The weird thing about this gathering at my house after I analyzed everything, I think that everyone was walking on eggshells when they were around me because they all knew that there was another female with my H just last night AND were wondering if I knew about her or not. Which I did because my H told me who was there upon returning from the bbq 10 min after I called him to come home.


----------



## Chris Taylor (Jul 22, 2010)

There's a lot of people making assumptions but I don't see anything concrete here.

I worked with an attractive young lady for several years. We worked 60 hours per week, usually alone, and I would drive her home at night since she lived is a tougher section of the city.

Years later I learned that most everyone in the company assumed we were having an affair, which was not the case.


----------



## blueyes (Mar 25, 2010)

ok, I'm sorry but u r being to nieve here, there is obviously an ea going on, he knows way to much about her and he feels sorry for her. If it was just friendship he would have introduced the 2 of u, he has had plenty of opportunity too. Probably nothing has happened but they r both thinking about it I can almost guarantee that, just by the way u say he is acting. U better talk with him and figure it out sooner than later, trust me I know.


----------



## blueyes (Mar 25, 2010)

Chris I agree completly with u I have mostly guy friends because usually women r 2 faced, stab u in the bad bi!!!!!. It's just the way her hs is acting not wanting them to meet. I'd would'nt put up with it. It sounds like she isn't doing anything wrong but the husband might be having ideas on his own


----------



## Chris Taylor (Jul 22, 2010)

blueyes said:


> Chris I agree completly with u I have mostly guy friends because usually women r 2 faced, stab u in the bad bi!!!!!. It's just the way her hs is acting not wanting them to meet. I'd would'nt put up with it. It sounds like she isn't doing anything wrong but the husband might be having ideas on his own


My gut feel is just the opposite.

he doesn't want to do anything but feels the woman may try to interject herself between them.

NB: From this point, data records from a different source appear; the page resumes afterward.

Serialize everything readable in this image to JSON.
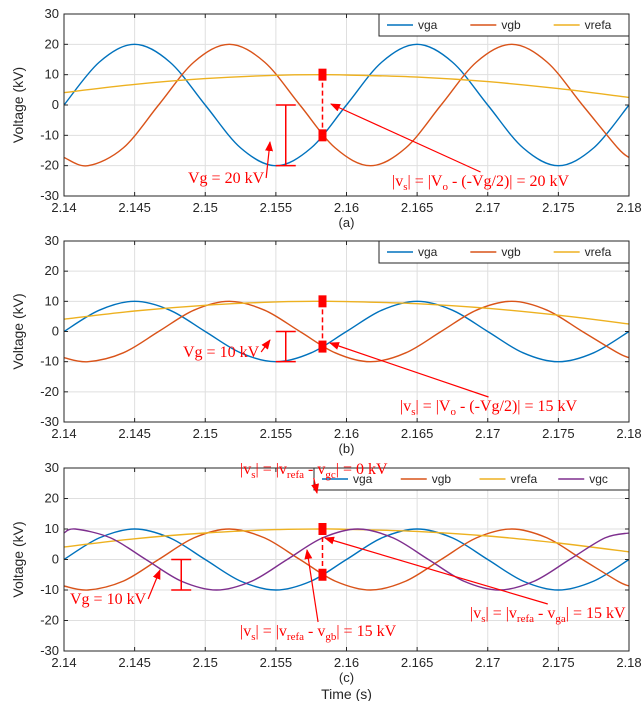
{
  "chart_data": [
    {
      "type": "line",
      "panel_label": "(a)",
      "ylabel": "Voltage (kV)",
      "xlabel": "",
      "xlim": [
        2.14,
        2.18
      ],
      "ylim": [
        -30,
        30
      ],
      "xticks": [
        2.14,
        2.145,
        2.15,
        2.155,
        2.16,
        2.165,
        2.17,
        2.175,
        2.18
      ],
      "xtick_labels": [
        "2.14",
        "2.145",
        "2.15",
        "2.155",
        "2.16",
        "2.165",
        "2.17",
        "2.175",
        "2.18"
      ],
      "yticks": [
        -30,
        -20,
        -10,
        0,
        10,
        20,
        30
      ],
      "grid": true,
      "legend_position": "top-right",
      "legend_orientation": "horizontal",
      "series": [
        {
          "name": "vga",
          "color": "#0072BD",
          "points": [
            [
              2.14,
              0
            ],
            [
              2.1425,
              14.14
            ],
            [
              2.145,
              20
            ],
            [
              2.1475,
              14.14
            ],
            [
              2.15,
              0
            ],
            [
              2.1525,
              -14.14
            ],
            [
              2.155,
              -20
            ],
            [
              2.1575,
              -14.14
            ],
            [
              2.16,
              0
            ],
            [
              2.1625,
              14.14
            ],
            [
              2.165,
              20
            ],
            [
              2.1675,
              14.14
            ],
            [
              2.17,
              0
            ],
            [
              2.1725,
              -14.14
            ],
            [
              2.175,
              -20
            ],
            [
              2.1775,
              -14.14
            ],
            [
              2.18,
              0
            ]
          ]
        },
        {
          "name": "vgb",
          "color": "#D95319",
          "points": [
            [
              2.14,
              -17.3
            ],
            [
              2.1417,
              -20
            ],
            [
              2.1442,
              -14.14
            ],
            [
              2.1467,
              0
            ],
            [
              2.1492,
              14.14
            ],
            [
              2.1517,
              20
            ],
            [
              2.1542,
              14.14
            ],
            [
              2.1567,
              0
            ],
            [
              2.1592,
              -14.14
            ],
            [
              2.1617,
              -20
            ],
            [
              2.1642,
              -14.14
            ],
            [
              2.1667,
              0
            ],
            [
              2.1692,
              14.14
            ],
            [
              2.1717,
              20
            ],
            [
              2.1742,
              14.14
            ],
            [
              2.1767,
              0
            ],
            [
              2.1792,
              -14.14
            ],
            [
              2.18,
              -17.3
            ]
          ]
        },
        {
          "name": "vrefa",
          "color": "#EDB120",
          "points": [
            [
              2.14,
              4.1
            ],
            [
              2.145,
              6.8
            ],
            [
              2.15,
              8.7
            ],
            [
              2.155,
              9.8
            ],
            [
              2.1583,
              10
            ],
            [
              2.16,
              9.9
            ],
            [
              2.165,
              9.2
            ],
            [
              2.17,
              7.7
            ],
            [
              2.175,
              5.4
            ],
            [
              2.18,
              2.5
            ]
          ]
        }
      ],
      "annotations": [
        {
          "text": "Vg = 20 kV"
        },
        {
          "parts": [
            "|v",
            "s",
            "| = |V",
            "o",
            " - (-Vg/2)| = 20 kV"
          ]
        }
      ],
      "markers": {
        "x": 2.1583,
        "top": 10,
        "bottom": -10
      },
      "range_bar": {
        "x": 2.1557,
        "from": 0,
        "to": -20
      }
    },
    {
      "type": "line",
      "panel_label": "(b)",
      "ylabel": "Voltage (kV)",
      "xlabel": "",
      "xlim": [
        2.14,
        2.18
      ],
      "ylim": [
        -30,
        30
      ],
      "xticks": [
        2.14,
        2.145,
        2.15,
        2.155,
        2.16,
        2.165,
        2.17,
        2.175,
        2.18
      ],
      "xtick_labels": [
        "2.14",
        "2.145",
        "2.15",
        "2.155",
        "2.16",
        "2.165",
        "2.17",
        "2.175",
        "2.18"
      ],
      "yticks": [
        -30,
        -20,
        -10,
        0,
        10,
        20,
        30
      ],
      "grid": true,
      "legend_position": "top-right",
      "legend_orientation": "horizontal",
      "series": [
        {
          "name": "vga",
          "color": "#0072BD",
          "points": [
            [
              2.14,
              0
            ],
            [
              2.1425,
              7.07
            ],
            [
              2.145,
              10
            ],
            [
              2.1475,
              7.07
            ],
            [
              2.15,
              0
            ],
            [
              2.1525,
              -7.07
            ],
            [
              2.155,
              -10
            ],
            [
              2.1575,
              -7.07
            ],
            [
              2.16,
              0
            ],
            [
              2.1625,
              7.07
            ],
            [
              2.165,
              10
            ],
            [
              2.1675,
              7.07
            ],
            [
              2.17,
              0
            ],
            [
              2.1725,
              -7.07
            ],
            [
              2.175,
              -10
            ],
            [
              2.1775,
              -7.07
            ],
            [
              2.18,
              0
            ]
          ]
        },
        {
          "name": "vgb",
          "color": "#D95319",
          "points": [
            [
              2.14,
              -8.7
            ],
            [
              2.1417,
              -10
            ],
            [
              2.1442,
              -7.07
            ],
            [
              2.1467,
              0
            ],
            [
              2.1492,
              7.07
            ],
            [
              2.1517,
              10
            ],
            [
              2.1542,
              7.07
            ],
            [
              2.1567,
              0
            ],
            [
              2.1592,
              -7.07
            ],
            [
              2.1617,
              -10
            ],
            [
              2.1642,
              -7.07
            ],
            [
              2.1667,
              0
            ],
            [
              2.1692,
              7.07
            ],
            [
              2.1717,
              10
            ],
            [
              2.1742,
              7.07
            ],
            [
              2.1767,
              0
            ],
            [
              2.1792,
              -7.07
            ],
            [
              2.18,
              -8.7
            ]
          ]
        },
        {
          "name": "vrefa",
          "color": "#EDB120",
          "points": [
            [
              2.14,
              4.1
            ],
            [
              2.145,
              6.8
            ],
            [
              2.15,
              8.7
            ],
            [
              2.155,
              9.8
            ],
            [
              2.1583,
              10
            ],
            [
              2.16,
              9.9
            ],
            [
              2.165,
              9.2
            ],
            [
              2.17,
              7.7
            ],
            [
              2.175,
              5.4
            ],
            [
              2.18,
              2.5
            ]
          ]
        }
      ],
      "annotations": [
        {
          "text": "Vg = 10 kV"
        },
        {
          "parts": [
            "|v",
            "s",
            "| = |V",
            "o",
            " - (-Vg/2)| = 15 kV"
          ]
        }
      ],
      "markers": {
        "x": 2.1583,
        "top": 10,
        "bottom": -5
      },
      "range_bar": {
        "x": 2.1557,
        "from": 0,
        "to": -10
      }
    },
    {
      "type": "line",
      "panel_label": "(c)",
      "ylabel": "Voltage (kV)",
      "xlabel": "Time (s)",
      "xlim": [
        2.14,
        2.18
      ],
      "ylim": [
        -30,
        30
      ],
      "xticks": [
        2.14,
        2.145,
        2.15,
        2.155,
        2.16,
        2.165,
        2.17,
        2.175,
        2.18
      ],
      "xtick_labels": [
        "2.14",
        "2.145",
        "2.15",
        "2.155",
        "2.16",
        "2.165",
        "2.17",
        "2.175",
        "2.18"
      ],
      "yticks": [
        -30,
        -20,
        -10,
        0,
        10,
        20,
        30
      ],
      "grid": true,
      "legend_position": "top-right",
      "legend_orientation": "horizontal",
      "series": [
        {
          "name": "vga",
          "color": "#0072BD",
          "points": [
            [
              2.14,
              0
            ],
            [
              2.1425,
              7.07
            ],
            [
              2.145,
              10
            ],
            [
              2.1475,
              7.07
            ],
            [
              2.15,
              0
            ],
            [
              2.1525,
              -7.07
            ],
            [
              2.155,
              -10
            ],
            [
              2.1575,
              -7.07
            ],
            [
              2.16,
              0
            ],
            [
              2.1625,
              7.07
            ],
            [
              2.165,
              10
            ],
            [
              2.1675,
              7.07
            ],
            [
              2.17,
              0
            ],
            [
              2.1725,
              -7.07
            ],
            [
              2.175,
              -10
            ],
            [
              2.1775,
              -7.07
            ],
            [
              2.18,
              0
            ]
          ]
        },
        {
          "name": "vgb",
          "color": "#D95319",
          "points": [
            [
              2.14,
              -8.7
            ],
            [
              2.1417,
              -10
            ],
            [
              2.1442,
              -7.07
            ],
            [
              2.1467,
              0
            ],
            [
              2.1492,
              7.07
            ],
            [
              2.1517,
              10
            ],
            [
              2.1542,
              7.07
            ],
            [
              2.1567,
              0
            ],
            [
              2.1592,
              -7.07
            ],
            [
              2.1617,
              -10
            ],
            [
              2.1642,
              -7.07
            ],
            [
              2.1667,
              0
            ],
            [
              2.1692,
              7.07
            ],
            [
              2.1717,
              10
            ],
            [
              2.1742,
              7.07
            ],
            [
              2.1767,
              0
            ],
            [
              2.1792,
              -7.07
            ],
            [
              2.18,
              -8.7
            ]
          ]
        },
        {
          "name": "vrefa",
          "color": "#EDB120",
          "points": [
            [
              2.14,
              4.1
            ],
            [
              2.145,
              6.8
            ],
            [
              2.15,
              8.7
            ],
            [
              2.155,
              9.8
            ],
            [
              2.1583,
              10
            ],
            [
              2.16,
              9.9
            ],
            [
              2.165,
              9.2
            ],
            [
              2.17,
              7.7
            ],
            [
              2.175,
              5.4
            ],
            [
              2.18,
              2.5
            ]
          ]
        },
        {
          "name": "vgc",
          "color": "#7E2F8E",
          "points": [
            [
              2.14,
              8.7
            ],
            [
              2.1408,
              10
            ],
            [
              2.1433,
              7.07
            ],
            [
              2.1458,
              0
            ],
            [
              2.1483,
              -7.07
            ],
            [
              2.1508,
              -10
            ],
            [
              2.1533,
              -7.07
            ],
            [
              2.1558,
              0
            ],
            [
              2.1583,
              7.07
            ],
            [
              2.1608,
              10
            ],
            [
              2.1633,
              7.07
            ],
            [
              2.1658,
              0
            ],
            [
              2.1683,
              -7.07
            ],
            [
              2.1708,
              -10
            ],
            [
              2.1733,
              -7.07
            ],
            [
              2.1758,
              0
            ],
            [
              2.1783,
              7.07
            ],
            [
              2.18,
              8.7
            ]
          ]
        }
      ],
      "annotations": [
        {
          "parts": [
            "|v",
            "s",
            "| = |v",
            "refa",
            " - v",
            "gc",
            "| = 0 kV"
          ]
        },
        {
          "text": "Vg = 10 kV"
        },
        {
          "parts": [
            "|v",
            "s",
            "| = |v",
            "refa",
            " - v",
            "gb",
            "| = 15 kV"
          ]
        },
        {
          "parts": [
            "|v",
            "s",
            "| = |v",
            "refa",
            " - v",
            "ga",
            "| = 15 kV"
          ]
        }
      ],
      "markers": {
        "x": 2.1583,
        "top": 10,
        "bottom": -5
      },
      "range_bar": {
        "x": 2.1483,
        "from": 0,
        "to": -10
      }
    }
  ]
}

Still not on board with the EA, except on her part.


----------



## catsy101 (Aug 3, 2010)

In a word, "NO".


----------



## CH (May 18, 2010)

No, I would still like to have sex with my wife on a weekly basis.


----------



## Blue Moon (Sep 7, 2009)

There was a male co-worker with them, it's not like it was a date. And even if they did go there together, it was a party not an orgy. And when you asked him to come home you said he was there in 10 mins. I don't see how any of this is disrespectful. Loosen the leash.
_Posted via Mobile Device_


----------



## Resonance (Aug 11, 2010)

It should be completely fine with a third party around. Be wary of office gossip.


----------